Traditional beliefs are still being held by people around the world, despite the outcry over gender equality today. This also due to the clash between these traditional practices that seem to contradict the thinking of the new age.
There are some locations in the world that are constantly defending their position. Here are three locations in the world where women are barred from attending or approaching them.
1. Okinoshima Island
Okinoshima Island is one of Japan’s most considered sacred places, located near Kyushu. With an area of 240 acres, the island has been declared a UNESCO World Heritage Site in 2017, due to its historical impact.
What makes it interesting, the island not only prohibits women from attending but allows only 200 men to enter the island on a single day: May 27th of every year.
The ritual, held every May 27th, in commemoration of a war not far from the island, required a man who prevented to bath on the beach, without even wearing a yarn.
This bath is a mandatory rule, to purify all male visitors before they are allowed to enter the next areas.
2. Mount Omine
The sacred Mount Omine is one of the main places of worship of Shugendo, an ancient religion held by the Japanese minority.
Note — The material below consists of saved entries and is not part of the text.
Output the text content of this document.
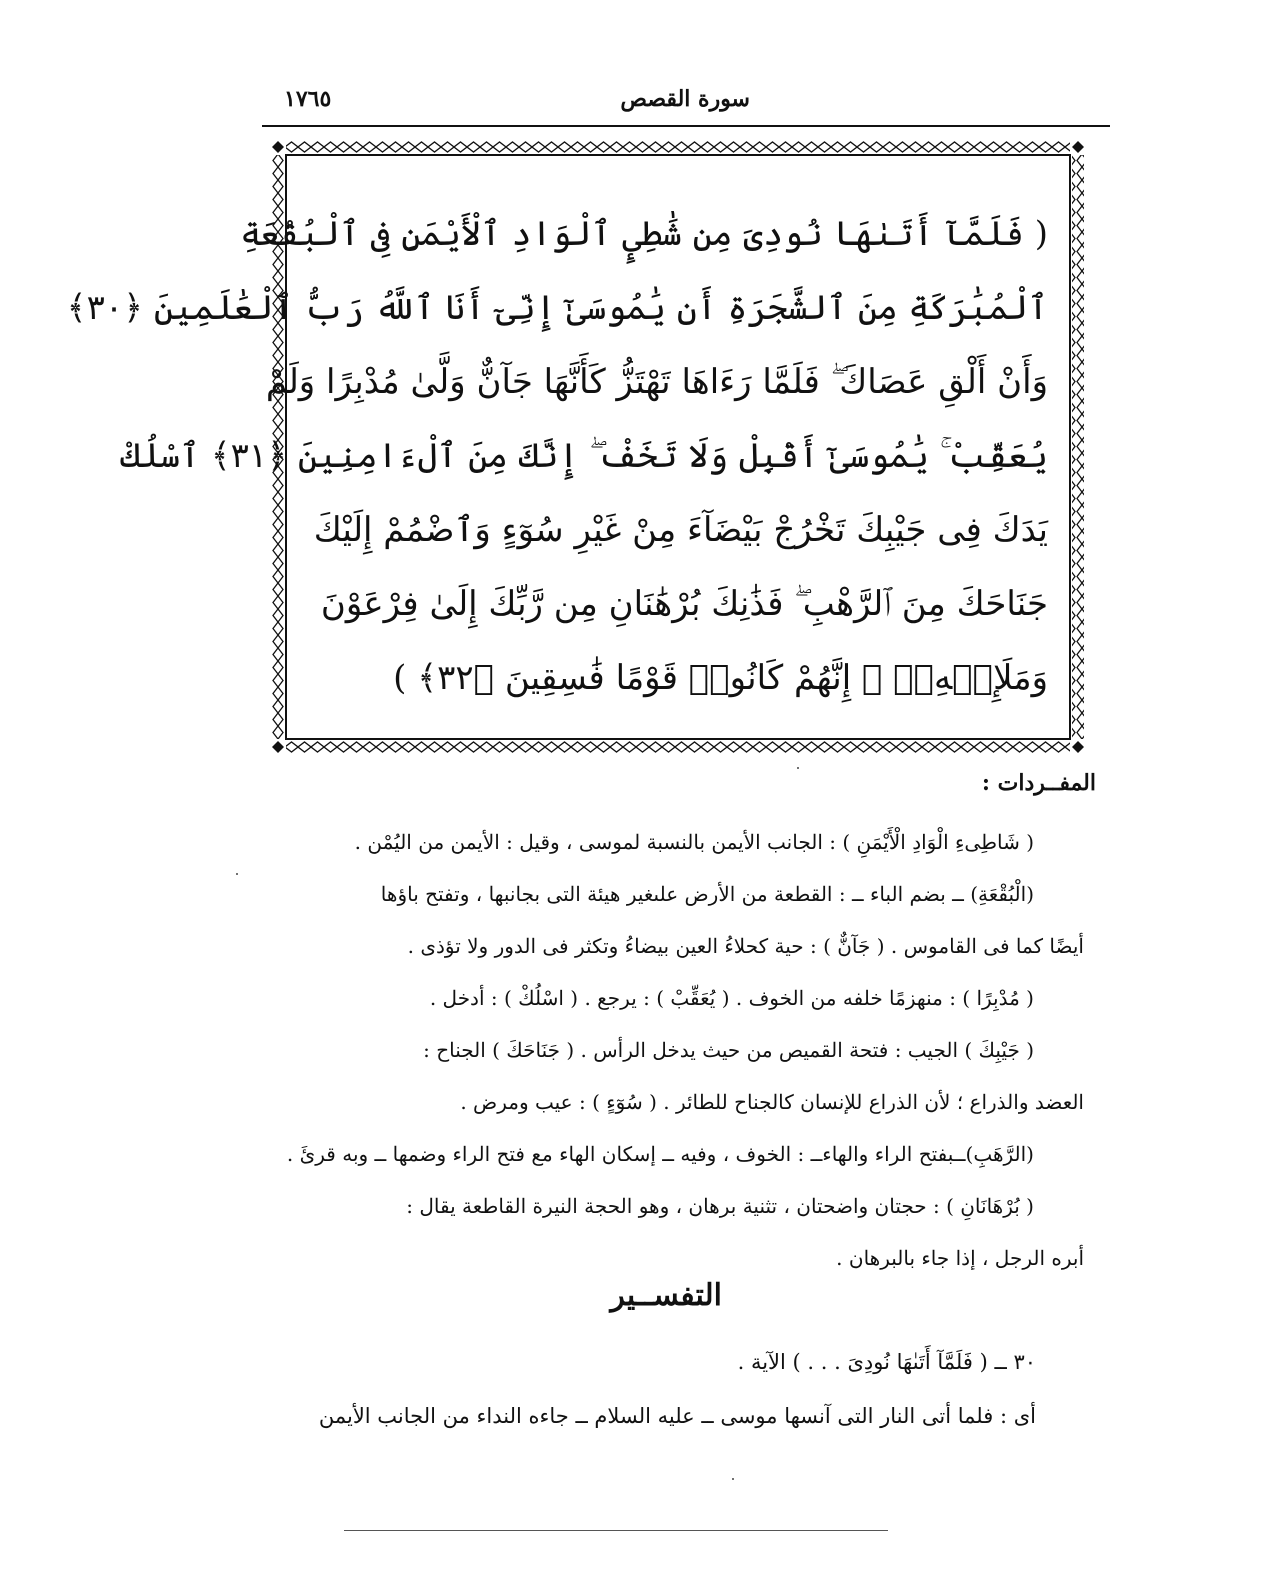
سورة القصص
١٧٦٥
( فَلَمَّآ أَتَىٰهَا نُودِىَ مِن شَٰطِىِٕ ٱلْوَادِ ٱلْأَيْمَنِ فِى ٱلْبُقْعَةِ
ٱلْمُبَٰرَكَةِ مِنَ ٱلشَّجَرَةِ أَن يَٰمُوسَىٰٓ إِنِّىٓ أَنَا ٱللَّهُ رَبُّ ٱلْعَٰلَمِينَ ﴿٣٠﴾
وَأَنْ أَلْقِ عَصَاكَ ۖ فَلَمَّا رَءَاهَا تَهْتَزُّ كَأَنَّهَا جَآنٌّ وَلَّىٰ مُدْبِرًا وَلَمْ
يُعَقِّبْ ۚ يَٰمُوسَىٰٓ أَقْبِلْ وَلَا تَخَفْ ۖ إِنَّكَ مِنَ ٱلْءَامِنِينَ ﴿٣١﴾ ٱسْلُكْ
يَدَكَ فِى جَيْبِكَ تَخْرُجْ بَيْضَآءَ مِنْ غَيْرِ سُوٓءٍ وَٱضْمُمْ إِلَيْكَ
جَنَاحَكَ مِنَ ٱلرَّهْبِ ۖ فَذَٰنِكَ بُرْهَٰنَانِ مِن رَّبِّكَ إِلَىٰ فِرْعَوْنَ
وَمَلَإِي۟هِۦٓ ۚ إِنَّهُمْ كَانُوا۟ قَوْمًا فَٰسِقِينَ ﴿٣٢﴾ )
المفــردات :
( شَاطِىءِ الْوَادِ الْأَيْمَنِ ) : الجانب الأيمن بالنسبة لموسى ، وقيل : الأيمن من اليُمْن .
(الْبُقْعَةِ) ــ بضم الباء ــ : القطعة من الأرض علىغير هيئة التى بجانبها ، وتفتح باؤها
أيضًا كما فى القاموس . ( جَآنٌّ ) : حية كحلاءُ العين بيضاءُ وتكثر فى الدور ولا تؤذى .
( مُدْبِرًا ) : منهزمًا خلفه من الخوف . ( يُعَقِّبْ ) : يرجع . ( اسْلُكْ ) : أدخل .
( جَيْبِكَ ) الجيب : فتحة القميص من حيث يدخل الرأس . ( جَنَاحَكَ ) الجناح :
العضد والذراع ؛ لأن الذراع للإنسان كالجناح للطائر . ( سُوٓءٍ ) : عيب ومرض .
(الرَّهَبِ)ــبفتح الراء والهاءــ : الخوف ، وفيه ــ إسكان الهاء مع فتح الراء وضمها ــ وبه قرئَ .
( بُرْهَانَانِ ) : حجتان واضحتان ، تثنية برهان ، وهو الحجة النيرة القاطعة يقال :
أبره الرجل ، إذا جاء بالبرهان .
التفســير
٣٠ ــ ( فَلَمَّآ أَتَىٰهَا نُودِىَ . . . ) الآية .
أى : فلما أتى النار التى آنسها موسى ــ عليه السلام ــ جاءه النداء من الجانب الأيمن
Over 1,300 years only a group of men were allowed to climb this mountain to reach a temple built at its peak, at an altitude of over 5,000 feet.
Women are restricted to go because to respect the monk’s demands there.
3. Mount Athos, Greece
Known as ‘Agion Oros’ in Greece or ‘Holy Mountain’ the mountain region has been open for more than 1,000 years to trains monks coming from eastern European countries, such as Romania, Russia, Bulgaria, Serbia, and Moldova.
Not only women prohibited from entering also a female animal even approaching the beaches. They are only allowed to travel 500 meters before being considered prohibited.
This tradition is maintained in honor of the presence of the Virgin Mary in the area that transformed the area from being filled with followers of the paganism of Christian Orthodox.